Apart from implementing a “hard firewall” – like the Chinese, and even that is not 100% impenetrable – there is simply no way for the Australian government to actually implement this new legislation, in any meaningful way. Yes many will comply, but then there is a cohort of teens & adults who will be pushed out of the “normal internet” and straight into the darknet where neither law enforcement nor parents will have any meaningful way of knowing what their siblings are up to. This is what I referred to as this new legislation will have the opposite effect of what politicians aimed at achieving.
When it comes to search engines, roughly 90% of Australians use Google and Chrome as a browser. Has the government considered that there are roughly 50 alternative search engines today? Many of these resell google searches – without collecting any user data – effectively adding a layer of privacy to the google search, that is not circumventable by legislation.
Take Duckduckgo for example. This is a small search engine with a global staff of 300 – compare that to the 180,000 staff in Google a sizeable percentage of whom work in the search team. Duckduckgo does not collect any private data, their code is open source and well peer-reviewed. They have currently no possible means to verify someones age as they don’t even know who does the actual search, and given their available resources, they will have only two options available to them. Pull out of the Australian market or defy the Australian legislation. Given the current hostile relations between the current US govt and our Labour govt, I can hardly see how Australia would be able to penalise a company like Duckduckgo for ignoring any attempt to punish them.
Even if Duckduckgo pulls out of the Australian market, it’s a walk in the park to use their search engine – or in fact any other privacy honouring search engine that does not have a business presence in Australia – via an external means such as a VPN.
This legislation flies in the face of very foundations of our society, our legal system and frankly overtime, the ongoing persuit of this, will make political parties unelectable. There mere idea that one has to “show your papers please” just to do a search on the internet is frontal attack on what it means to be a “free person”.
The history of law in the English speaking world, beginning with charters such as the Magna Carta – now a thousand years old – demonstrates that when rulers demand subservience from citizens that is akin to tyranny, citizens will eventually say no and demand recourse. The historically inevitable response this type of incursion will be civil pushback.

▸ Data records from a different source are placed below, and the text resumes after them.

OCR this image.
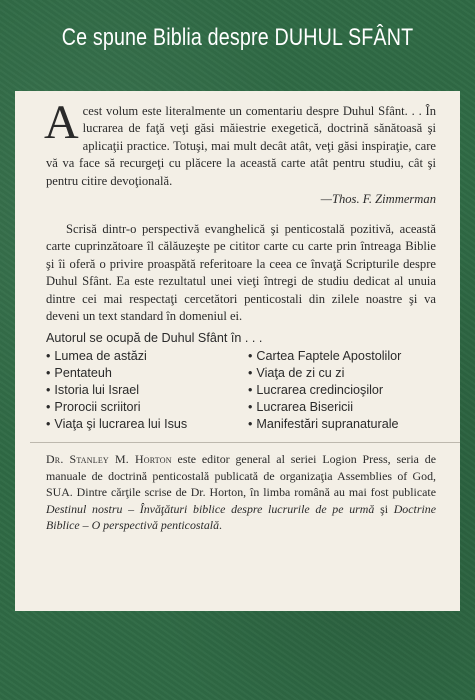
Ce spune Biblia despre DUHUL SFÂNT
A cest volum este literalmente un comentariu despre Duhul Sfânt. . . În lucrarea de faţă veţi găsi măiestrie exegetică, doctrină sănătoasă şi aplicaţii practice. Totuşi, mai mult decât atât, veţi găsi inspiraţie, care vă va face să recurgeţi cu plăcere la această carte atât pentru studiu, cât şi pentru citire devoţională.
—Thos. F. Zimmerman

Scrisă dintr-o perspectivă evanghelică şi penticostală pozitivă, această carte cuprinzătoare îl călăuzeşte pe cititor carte cu carte prin întreaga Biblie şi îi oferă o privire proaspătă referitoare la ceea ce învaţă Scripturile despre Duhul Sfânt. Ea este rezultatul unei vieţi întregi de studiu dedicat al unuia dintre cei mai respectaţi cercetători penticostali din zilele noastre şi va deveni un text standard în domeniul ei.

Autorul se ocupă de Duhul Sfânt în . . .
• Lumea de astăzi
• Pentateuh
• Istoria lui Israel
• Prorocii scriitori
• Viaţa şi lucrarea lui Isus
• Cartea Faptele Apostolilor
• Viaţa de zi cu zi
• Lucrarea credincioşilor
• Lucrarea Bisericii
• Manifestări supranaturale
Dr. Stanley M. Horton este editor general al seriei Logion Press, seria de manuale de doctrină penticostală publicată de organizaţia Assemblies of God, SUA. Dintre cărţile scrise de Dr. Horton, în limba română au mai fost publicate Destinul nostru – Învăţături biblice despre lucrurile de pe urmă şi Doctrine Biblice – O perspectivă penticostală.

The internet currently has ample means – technology such as firewalls, dns blacklisting, dns filtering etc – available to the home user that would enable a family to sufficiently protect their children from harm, without any need from government intervention at all. This mere fact alone demonstrates that there is a different agenda at play here - namely one of surveillance and control.
I would ask politicians to reconsider, have a serious public debate which includes a discussion of how parents (and even schools for that matter) could sufficiently protect children from online harm.
It’s one thing to attempt to bar children from social media like facebook, but the sledge hammer approach of forcing adults to “show your papers please” merely to watch a video on youtube – yes even videos like how to repair my car – demonstrates to the rationally thinking person, that this has gone well beyond an attempt to safeguard children and landed in the realm of “social credit / Chinese style” surveillance and control.
I expect serious legal ramifications and legal cases to appear should the Australian government continue down this dark road!